Every five minutes he’d stop and move to the next set, hauling the bucket with a screech farther along the speckled terrazzo, positioning his knees on the sodden towel, rinsing and wringing and scrubbing—scrubbing, scrubbing until the gray flecks flashed white under his determined strokes, until his heart beat too rapidly and his arms went numb.
Mother Vincent timed him with her fob watch, appearing sporadically at the open door, either withdrawing satisfied or advancing enraged. He dreaded her coming
, the hard heels cracking across the empty room, a hail of hammer blows to his heart.
“Not good enough, Eighty-Six! I told you five minutes exactly per section.” Her words struck the walls like rifle shots, and made the floor beneath him sway.
He knelt before her with his face upraised, his swollen hands crossed in a penitential pose: Saint Francis Beholding the Afflicted.

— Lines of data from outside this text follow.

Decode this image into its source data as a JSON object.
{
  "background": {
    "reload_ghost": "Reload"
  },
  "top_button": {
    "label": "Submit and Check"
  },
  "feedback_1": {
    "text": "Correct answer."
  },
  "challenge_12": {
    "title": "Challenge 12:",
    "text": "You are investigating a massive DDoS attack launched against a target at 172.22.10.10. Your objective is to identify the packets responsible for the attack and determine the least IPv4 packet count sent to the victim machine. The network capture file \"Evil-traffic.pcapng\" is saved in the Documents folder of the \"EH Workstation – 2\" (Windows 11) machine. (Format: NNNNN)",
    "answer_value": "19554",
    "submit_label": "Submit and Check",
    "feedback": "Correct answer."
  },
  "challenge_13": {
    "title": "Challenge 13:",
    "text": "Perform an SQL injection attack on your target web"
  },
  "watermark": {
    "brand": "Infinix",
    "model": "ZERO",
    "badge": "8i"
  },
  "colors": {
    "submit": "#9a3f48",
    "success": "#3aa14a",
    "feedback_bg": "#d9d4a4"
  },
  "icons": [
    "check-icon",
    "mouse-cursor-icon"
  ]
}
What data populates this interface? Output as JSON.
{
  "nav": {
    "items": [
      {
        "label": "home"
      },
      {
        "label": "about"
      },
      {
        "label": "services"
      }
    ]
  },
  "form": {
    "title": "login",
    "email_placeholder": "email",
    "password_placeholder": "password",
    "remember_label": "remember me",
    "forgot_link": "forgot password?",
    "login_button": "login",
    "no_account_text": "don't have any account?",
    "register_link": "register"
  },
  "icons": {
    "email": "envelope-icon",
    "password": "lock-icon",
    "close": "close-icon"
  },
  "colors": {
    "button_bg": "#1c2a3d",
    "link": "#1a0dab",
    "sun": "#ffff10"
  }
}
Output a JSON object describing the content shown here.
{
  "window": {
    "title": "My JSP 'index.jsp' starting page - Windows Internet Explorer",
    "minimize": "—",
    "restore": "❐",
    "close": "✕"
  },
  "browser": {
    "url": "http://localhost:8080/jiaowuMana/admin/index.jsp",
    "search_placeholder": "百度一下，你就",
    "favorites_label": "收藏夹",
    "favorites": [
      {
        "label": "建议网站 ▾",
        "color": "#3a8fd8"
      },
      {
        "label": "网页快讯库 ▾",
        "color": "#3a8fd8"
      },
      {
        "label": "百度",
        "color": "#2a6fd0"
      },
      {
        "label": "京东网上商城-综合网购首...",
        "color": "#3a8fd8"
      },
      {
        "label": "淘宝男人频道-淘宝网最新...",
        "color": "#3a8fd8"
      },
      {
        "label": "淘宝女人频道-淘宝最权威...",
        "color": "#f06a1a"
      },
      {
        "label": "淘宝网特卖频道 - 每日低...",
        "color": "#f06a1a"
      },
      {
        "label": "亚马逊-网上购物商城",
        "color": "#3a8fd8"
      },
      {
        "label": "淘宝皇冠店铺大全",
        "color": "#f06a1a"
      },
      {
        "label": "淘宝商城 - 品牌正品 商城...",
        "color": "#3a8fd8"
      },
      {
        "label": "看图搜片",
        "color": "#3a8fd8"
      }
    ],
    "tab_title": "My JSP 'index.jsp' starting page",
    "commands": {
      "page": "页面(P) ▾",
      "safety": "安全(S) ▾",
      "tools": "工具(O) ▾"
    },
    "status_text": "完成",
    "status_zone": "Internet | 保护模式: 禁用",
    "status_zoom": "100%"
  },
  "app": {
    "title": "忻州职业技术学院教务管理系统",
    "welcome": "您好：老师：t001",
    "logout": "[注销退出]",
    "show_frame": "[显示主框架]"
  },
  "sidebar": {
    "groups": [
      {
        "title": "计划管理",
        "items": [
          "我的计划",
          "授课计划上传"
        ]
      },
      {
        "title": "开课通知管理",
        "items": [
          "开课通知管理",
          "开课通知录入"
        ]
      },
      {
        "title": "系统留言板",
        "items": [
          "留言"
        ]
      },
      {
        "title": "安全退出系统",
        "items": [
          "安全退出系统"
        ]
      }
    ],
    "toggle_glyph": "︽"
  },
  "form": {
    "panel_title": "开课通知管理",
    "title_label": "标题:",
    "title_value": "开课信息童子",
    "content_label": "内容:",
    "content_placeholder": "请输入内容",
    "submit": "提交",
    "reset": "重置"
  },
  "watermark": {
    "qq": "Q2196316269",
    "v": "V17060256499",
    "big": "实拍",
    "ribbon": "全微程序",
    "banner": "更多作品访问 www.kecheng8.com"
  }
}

“S-sorry, Sister,” he stammered.
“How old are you now, Eighty-Six?”
He did not know his age, but knew that such an admission would earn him a ringing slap; maybe just one, maybe several, depending on how Mother Vincent felt. He thought hard. He remembered the time he’d entered the refectory, 7.30 P.M. He shifted his knees on the soggy cloth, kept looking up, seeking out her face so as not to linger at the tooled leather belt that swung at her waist, the cane in her hand.
“Seven and a half, Sister.”
“Quite,” she said, sneering at the inaccuracy of the guess. She’d noted him from the day he’d arrived on her step five years earlier, but why should she tell him his real age? These sons of whores deserved nothing.
“Do you see that clock down there?” and she pointed needlessly at the far wall. “That clock is there so you can time yourself. Now reverse three sections and start again.” She drove the last words down, bending low to level with him. The air vibrated with her anger. Fear crushed his throat. Her eyes locked with his.
“Remind me why you’re here, Eighty-six?”
“Because…’ He swallowed back the tears. “Because I’m bad and me mammy d-didn’t want me…and she put me h-here because…’
He stopped, terrified. Her unblinking eyes and doughy face made him think of hooded figures in the forest, death and buried bones, a headstone-crowded darkness.